From this graph, it is not possible to tell anything, because due to the nature of stochastic training process the length of training sessions varies greatly. To make more sense of this graph, we can calculate the **running average** over a series of experiments, let's say 100. This can be done conveniently using `np.convolve`

In [None]:
def running_average(x,window):
    return np.convolve(x,np.ones(window)/window,mode='valid')

plt.plot(running_average(rewards,100))

### Verifying hyperparameters
To make learning more stable, it makes sense to adjust some of our hyperparameters during training. In particular:

- **For learning rate**, `alpha`, we may start with values close to 1, and then keep decreasing the parameter.
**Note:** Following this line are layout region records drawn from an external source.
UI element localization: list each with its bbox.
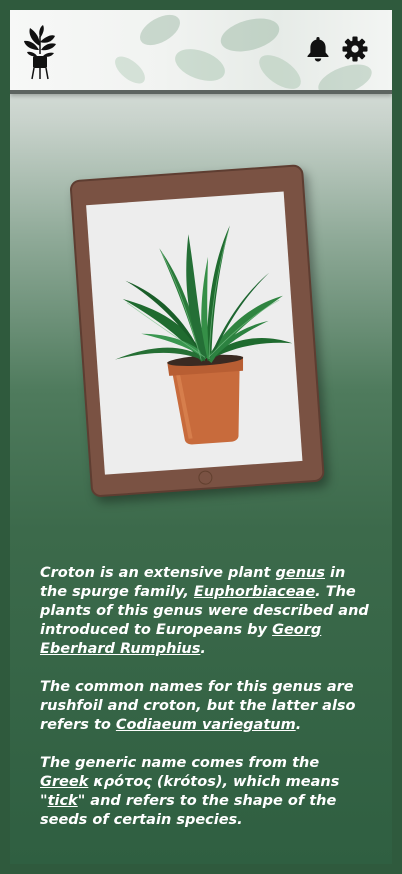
plant-logo-icon[interactable]: [22, 24, 58, 80]
tablet-screen: [86, 191, 303, 475]
app-header: [10, 10, 392, 94]
description-paragraph-1: Croton is an extensive plant genus in th…: [40, 564, 370, 659]
link-tick[interactable]: tick: [48, 793, 78, 809]
bell-icon[interactable]: [306, 36, 330, 62]
description-paragraph-2: The common names for this genus are rush…: [40, 678, 370, 735]
tablet-illustration: [69, 164, 325, 498]
header-leaf-background: [115, 14, 372, 90]
paragraph-text: The generic name comes from the: [40, 755, 320, 771]
paragraph-text: Croton is an extensive plant: [40, 565, 276, 581]
link-genus[interactable]: genus: [275, 565, 325, 581]
link-euphorbiaceae[interactable]: Euphorbiaceae: [194, 584, 315, 600]
potted-plant-image: [114, 225, 293, 445]
paragraph-text: .: [295, 717, 302, 733]
link-greek[interactable]: Greek: [40, 774, 88, 790]
link-codiaeum-variegatum[interactable]: Codiaeum variegatum: [116, 717, 296, 733]
app-frame: Croton is an extensive plant genus in th…: [10, 10, 392, 864]
description-paragraph-3: The generic name comes from the Greek κρ…: [40, 754, 370, 830]
gear-icon[interactable]: [342, 36, 368, 62]
paragraph-text: " and refers to the shape of the seeds o…: [40, 793, 337, 828]
plant-description: Croton is an extensive plant genus in th…: [40, 564, 370, 849]
paragraph-text: .: [200, 641, 206, 657]
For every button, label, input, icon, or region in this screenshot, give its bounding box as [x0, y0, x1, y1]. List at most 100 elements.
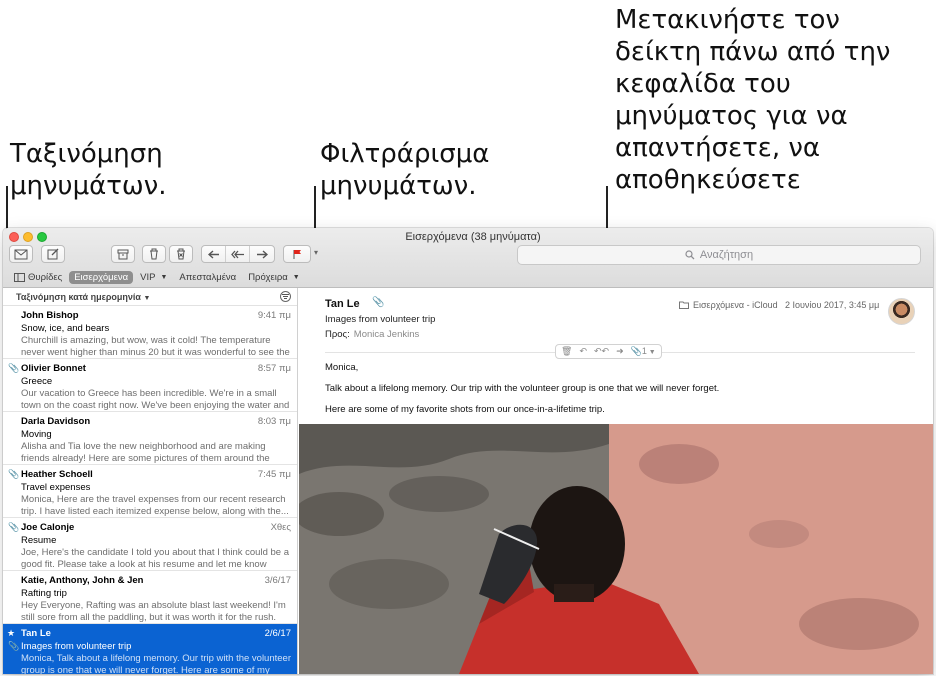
forward-button[interactable]: [250, 246, 274, 262]
new-message-button[interactable]: [41, 245, 65, 263]
callout-filter-messages: Φιλτράρισμα μηνυμάτων.: [320, 138, 489, 202]
favorite-inbox-label: Εισερχόμενα: [74, 271, 129, 283]
message-viewer: Tan Le 📎 Images from volunteer trip Προς…: [299, 288, 933, 674]
message-preview: Hey Everyone, Rafting was an absolute bl…: [21, 600, 286, 623]
titlebar: Εισερχόμενα (38 μηνύματα) ▾ Αναζήτηση Θυ…: [3, 228, 933, 288]
message-sender: Olivier Bonnet: [21, 363, 86, 374]
message-preview: Our vacation to Greece has been incredib…: [21, 388, 290, 411]
favorite-mailboxes[interactable]: Θυρίδες: [9, 271, 67, 284]
favorite-sent[interactable]: Απεσταλμένα: [174, 271, 241, 284]
avatar: [888, 298, 915, 325]
forward-icon[interactable]: ➜: [616, 346, 624, 357]
message-header-mailbox: Εισερχόμενα - iCloud: [679, 300, 778, 310]
reply-all-icon: [230, 250, 244, 258]
flag-button[interactable]: [283, 245, 311, 263]
message-sender: Darla Davidson: [21, 416, 91, 427]
search-field[interactable]: Αναζήτηση: [517, 245, 921, 265]
favorite-inbox[interactable]: Εισερχόμενα: [69, 270, 134, 284]
message-body-line: Talk about a lifelong memory. Our trip w…: [325, 383, 720, 394]
archive-button[interactable]: [111, 245, 135, 263]
reply-button[interactable]: [202, 246, 226, 262]
message-subject: Travel expenses: [21, 482, 91, 493]
message-time: 7:45 πμ: [257, 469, 291, 480]
message-subject: Resume: [21, 535, 57, 546]
chevron-down-icon: ▼: [160, 273, 168, 281]
callout-sort-line-2: μηνυμάτων.: [10, 171, 167, 201]
trash-icon: [150, 248, 158, 260]
sort-bar: Ταξινόμηση κατά ημερομηνία ▼: [3, 288, 297, 306]
save-attachment-button[interactable]: 📎1 ▼: [631, 346, 656, 357]
to-label: Προς:: [325, 329, 350, 340]
message-subject: Images from volunteer trip: [21, 641, 132, 652]
sidebar-toggle-icon: [14, 272, 25, 282]
forward-icon: [257, 249, 268, 259]
message-subject: Rafting trip: [21, 588, 67, 599]
mailbox-label: Εισερχόμενα - iCloud: [693, 300, 778, 310]
flag-icon: [293, 249, 301, 259]
callout-filter-line-1: Φιλτράρισμα: [320, 139, 490, 169]
message-hover-toolbar: 🗑 ↶ ↶↶ ➜ 📎1 ▼: [555, 344, 662, 359]
callout-filter-line-2: μηνυμάτων.: [320, 171, 477, 201]
message-header-subject: Images from volunteer trip: [325, 314, 436, 325]
callout-message-header: Μετακινήστε τον δείκτη πάνω από την κεφα…: [615, 4, 890, 196]
list-item[interactable]: 📎 Joe Calonje Χθες Resume Joe, Here's th…: [3, 518, 297, 571]
delete-button[interactable]: [142, 245, 166, 263]
callout-header-line-4: μηνύματος για να: [615, 101, 848, 131]
archive-icon: [117, 249, 129, 259]
to-value: Monica Jenkins: [353, 329, 420, 340]
attachment-icon: 📎: [8, 641, 20, 651]
sort-label: Ταξινόμηση κατά ημερομηνία: [16, 291, 141, 302]
favorite-vip[interactable]: VIP ▼: [135, 271, 172, 284]
message-list: Ταξινόμηση κατά ημερομηνία ▼ John Bishop…: [3, 288, 298, 674]
message-header-recipient: Προς: Monica Jenkins: [325, 329, 419, 340]
trash-icon[interactable]: 🗑: [561, 346, 572, 357]
flag-menu-chevron-icon[interactable]: ▾: [314, 248, 318, 257]
get-mail-button[interactable]: [9, 245, 33, 263]
favorite-drafts[interactable]: Πρόχειρα ▼: [243, 271, 304, 284]
filter-icon[interactable]: [280, 291, 291, 302]
message-time: 8:57 πμ: [257, 363, 291, 374]
message-body-line: Here are some of my favorite shots from …: [325, 404, 605, 415]
message-preview: Monica, Talk about a lifelong memory. Ou…: [21, 653, 291, 674]
list-item[interactable]: 📎 Olivier Bonnet 8:57 πμ Greece Our vaca…: [3, 359, 297, 412]
reply-all-button[interactable]: [226, 246, 250, 262]
photo-person-image: [299, 424, 933, 674]
message-subject: Moving: [21, 429, 52, 440]
junk-icon: [177, 248, 185, 260]
close-button[interactable]: [9, 232, 19, 242]
list-item[interactable]: 📎 Heather Schoell 7:45 πμ Travel expense…: [3, 465, 297, 518]
window-title: Εισερχόμενα (38 μηνύματα): [405, 231, 541, 243]
sort-by-date-button[interactable]: Ταξινόμηση κατά ημερομηνία ▼: [16, 292, 150, 302]
message-subject: Greece: [21, 376, 53, 387]
favorite-drafts-label: Πρόχειρα: [248, 271, 288, 283]
reply-icon[interactable]: ↶: [579, 346, 587, 357]
message-sender: Joe Calonje: [21, 522, 75, 533]
new-message-icon: [47, 248, 59, 260]
message-greeting: Monica,: [325, 362, 359, 373]
list-item-selected[interactable]: ★ 📎 Tan Le 2/6/17 Images from volunteer …: [3, 624, 297, 674]
callout-sort-line-1: Ταξινόμηση: [10, 139, 163, 169]
callout-header-line-2: δείκτη πάνω από την: [615, 37, 891, 67]
attachment-icon: 📎: [630, 346, 642, 356]
attachment-icon: 📎: [8, 469, 20, 479]
list-item[interactable]: Katie, Anthony, John & Jen 3/6/17 Raftin…: [3, 571, 297, 624]
reply-all-icon[interactable]: ↶↶: [594, 346, 609, 357]
callout-header-line-3: κεφαλίδα του: [615, 69, 791, 99]
list-item[interactable]: John Bishop 9:41 πμ Snow, ice, and bears…: [3, 306, 297, 359]
message-sender: Heather Schoell: [21, 469, 93, 480]
minimize-button[interactable]: [23, 232, 33, 242]
attached-photo: [299, 424, 933, 674]
favorite-vip-label: VIP: [140, 271, 156, 283]
message-preview: Alisha and Tia love the new neighborhood…: [21, 441, 270, 464]
attachment-icon: 📎: [8, 522, 20, 532]
zoom-button[interactable]: [37, 232, 47, 242]
junk-button[interactable]: [169, 245, 193, 263]
vip-star-icon: ★: [7, 628, 16, 638]
callout-header-line-6: αποθηκεύσετε: [615, 165, 801, 195]
attachment-icon: 📎: [8, 363, 20, 373]
message-time: Χθες: [270, 522, 291, 533]
message-header-date: 2 Ιουνίου 2017, 3:45 μμ: [785, 300, 880, 310]
list-item[interactable]: Darla Davidson 8:03 πμ Moving Alisha and…: [3, 412, 297, 465]
mail-window: Εισερχόμενα (38 μηνύματα) ▾ Αναζήτηση Θυ…: [3, 228, 933, 674]
chevron-down-icon: ▼: [646, 349, 656, 356]
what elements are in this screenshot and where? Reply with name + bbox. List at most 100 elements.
With time, we will be getting good probability values in the Q-Table, and thus we should be adjusting them slightly, and not overwriting completely with new values.

- **Increase epsilon**. We may want to increase the `epsilon` slowly, in order to explore less and exploit more. It probably makes sense to start with lower value of `epsilon`, and move up to almost 1.

> **Task 1**: Play with hyperparameter values and see if you can achieve higher cumulative reward. Are you getting above 195?

> **Task 2**: To formally solve the problem, you need to get 195 average reward across 100 consecutive runs. Measure that during training and make sure that you have formally solved the problem!

### Seeing the result in action

It would be interesting to actually see how the trained model behaves. Let's run the simulation and follow the same action selection strategy as during training, sampling according to the probability distribution in Q-Table: (code block 13)

In [None]:
obs = env.reset()
done = False
while not done:
    s = discretize(obs)
    env.render()
    v = probs(np.array(qvalues(s)))
    a = random.choices(actions, weights=v)[0]
    obs, rew, terminated, truncated, info = env.step(a)
    done = terminated or truncated

env.close()

## 🚀Challenge

> **Task 3**: Here, we were using the final copy of Q-Table, which may not be the best one. Remember that we have stored the best-performing Q-Table into `Qbest` variable! Try the same example with the best-performing Q-Table by copying `Qbest` over to `Q` and see if you notice the difference.

> **Task 4**: Here we were not selecting the best action on each step, but rather sampling with corresponding probability distribution. Would it make more sense to always select the best action, with the highest Q-Table value? This can be done by using `np.argmax` function to find out the action number corresponding to highers Q-Table value. Implement this strategy and see if it improves the balancing.

## Conclusion

We have now learned how to train agents to achieve good results just by providing them a reward function that defines the desired state of the game, and by giving them an opportunity to intelligently explore the search space. We have successfully applied the Q-Learning algorithm in the cases of discrete and continuous environments, but with discrete actions.

It's important to also study situations where action state is also continuous, and when observation space is much more complex, such as the image from the Atari game screen. In those problems we often need to use more powerful machine learning techniques, such as neural networks, in order to achieve good results.